Dissecting the latest projections, the current account — a component of BOP that covers both merchandise and services trade — is forecast to post a surplus of $10 billion in 2020, bigger than $9.1 billion excess projected previously. But it would be narrower than the $13 billion current account surplus last year, something that analysts at Fitch Solutions believe could slightly weaken the peso.

“As the current account flips from surplus to deficit over the coming quarters, we expect the peso to modestly depreciate, with downside pressures somewhat offset by central bank policies and rebounding growth,” Fitch Solutions said in an e-mailed commentary.

Elsewhere, foreign direct investments, which sank to a 5-year low of $6.5 billion in 2020, are seen recovering to $7.5 billion this year, lower than the BSP’s initial forecast of $7.8 billion. In 2022, FDIs are projected to hit $8.5 billion, smaller than the old forecast of $8.8 billion.

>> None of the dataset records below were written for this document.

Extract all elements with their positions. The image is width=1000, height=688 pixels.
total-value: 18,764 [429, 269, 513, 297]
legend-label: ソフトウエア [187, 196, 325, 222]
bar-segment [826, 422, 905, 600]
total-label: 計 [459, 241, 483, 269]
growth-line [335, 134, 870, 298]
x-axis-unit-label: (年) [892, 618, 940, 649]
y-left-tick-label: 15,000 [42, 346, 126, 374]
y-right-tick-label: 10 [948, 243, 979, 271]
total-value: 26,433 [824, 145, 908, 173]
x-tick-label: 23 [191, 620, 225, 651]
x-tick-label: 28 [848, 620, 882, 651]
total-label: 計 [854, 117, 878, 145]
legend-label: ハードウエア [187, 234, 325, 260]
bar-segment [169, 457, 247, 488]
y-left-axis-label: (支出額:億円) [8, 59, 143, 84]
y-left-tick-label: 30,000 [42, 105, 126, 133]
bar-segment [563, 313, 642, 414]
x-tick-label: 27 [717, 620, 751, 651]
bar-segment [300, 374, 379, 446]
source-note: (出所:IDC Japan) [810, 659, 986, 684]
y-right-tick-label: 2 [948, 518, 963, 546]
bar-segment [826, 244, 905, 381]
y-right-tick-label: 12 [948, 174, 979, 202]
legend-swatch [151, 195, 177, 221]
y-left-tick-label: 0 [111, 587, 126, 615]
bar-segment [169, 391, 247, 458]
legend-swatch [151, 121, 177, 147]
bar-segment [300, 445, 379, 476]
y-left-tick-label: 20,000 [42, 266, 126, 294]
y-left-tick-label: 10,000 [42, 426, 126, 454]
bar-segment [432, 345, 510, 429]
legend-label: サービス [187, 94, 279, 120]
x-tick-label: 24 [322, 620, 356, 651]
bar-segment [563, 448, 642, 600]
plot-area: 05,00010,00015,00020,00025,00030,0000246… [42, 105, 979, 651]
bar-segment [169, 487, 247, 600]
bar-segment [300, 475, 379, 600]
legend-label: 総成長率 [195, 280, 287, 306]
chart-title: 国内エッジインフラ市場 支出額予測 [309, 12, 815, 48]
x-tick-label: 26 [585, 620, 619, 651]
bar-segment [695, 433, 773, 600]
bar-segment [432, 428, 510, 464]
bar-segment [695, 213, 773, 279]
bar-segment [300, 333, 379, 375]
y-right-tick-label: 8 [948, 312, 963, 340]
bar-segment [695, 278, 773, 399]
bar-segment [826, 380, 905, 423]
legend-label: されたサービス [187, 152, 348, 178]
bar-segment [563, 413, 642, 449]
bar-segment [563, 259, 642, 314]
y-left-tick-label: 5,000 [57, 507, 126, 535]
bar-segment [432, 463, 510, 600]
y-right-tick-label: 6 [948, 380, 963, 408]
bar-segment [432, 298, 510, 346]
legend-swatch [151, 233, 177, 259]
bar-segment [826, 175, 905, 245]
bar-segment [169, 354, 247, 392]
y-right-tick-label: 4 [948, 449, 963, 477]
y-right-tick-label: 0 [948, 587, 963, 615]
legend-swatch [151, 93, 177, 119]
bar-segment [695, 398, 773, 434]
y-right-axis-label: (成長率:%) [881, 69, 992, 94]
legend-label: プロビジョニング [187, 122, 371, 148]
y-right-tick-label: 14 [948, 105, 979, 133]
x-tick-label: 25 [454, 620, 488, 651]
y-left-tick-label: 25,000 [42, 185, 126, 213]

From an 11.3% contraction last year, exports are seen growing 10% annually in 2021, better than the March forecast of 8%. Imports, meanwhile, are expected to reverse last year’s 22.9% slump and grow 12%, unchanged from the previous projection. Exports and imports would likely ease their growth to 6% and 10%, respectively, in 2022, the BSP said.

Receipts from business process outsourcing and cash remittances would grow 5% and 4%, respectively, this year and the next. Once reliable dollar sources, remittances and BPO earnings dipped 0.8% and 1.3%, respectively, in 2020.

Tourism is also expected to gain ground. From a massive 79.5% annual slump in 2020 income, tourist receipts are seen to grow 15% this year and a faster 25% in 2022.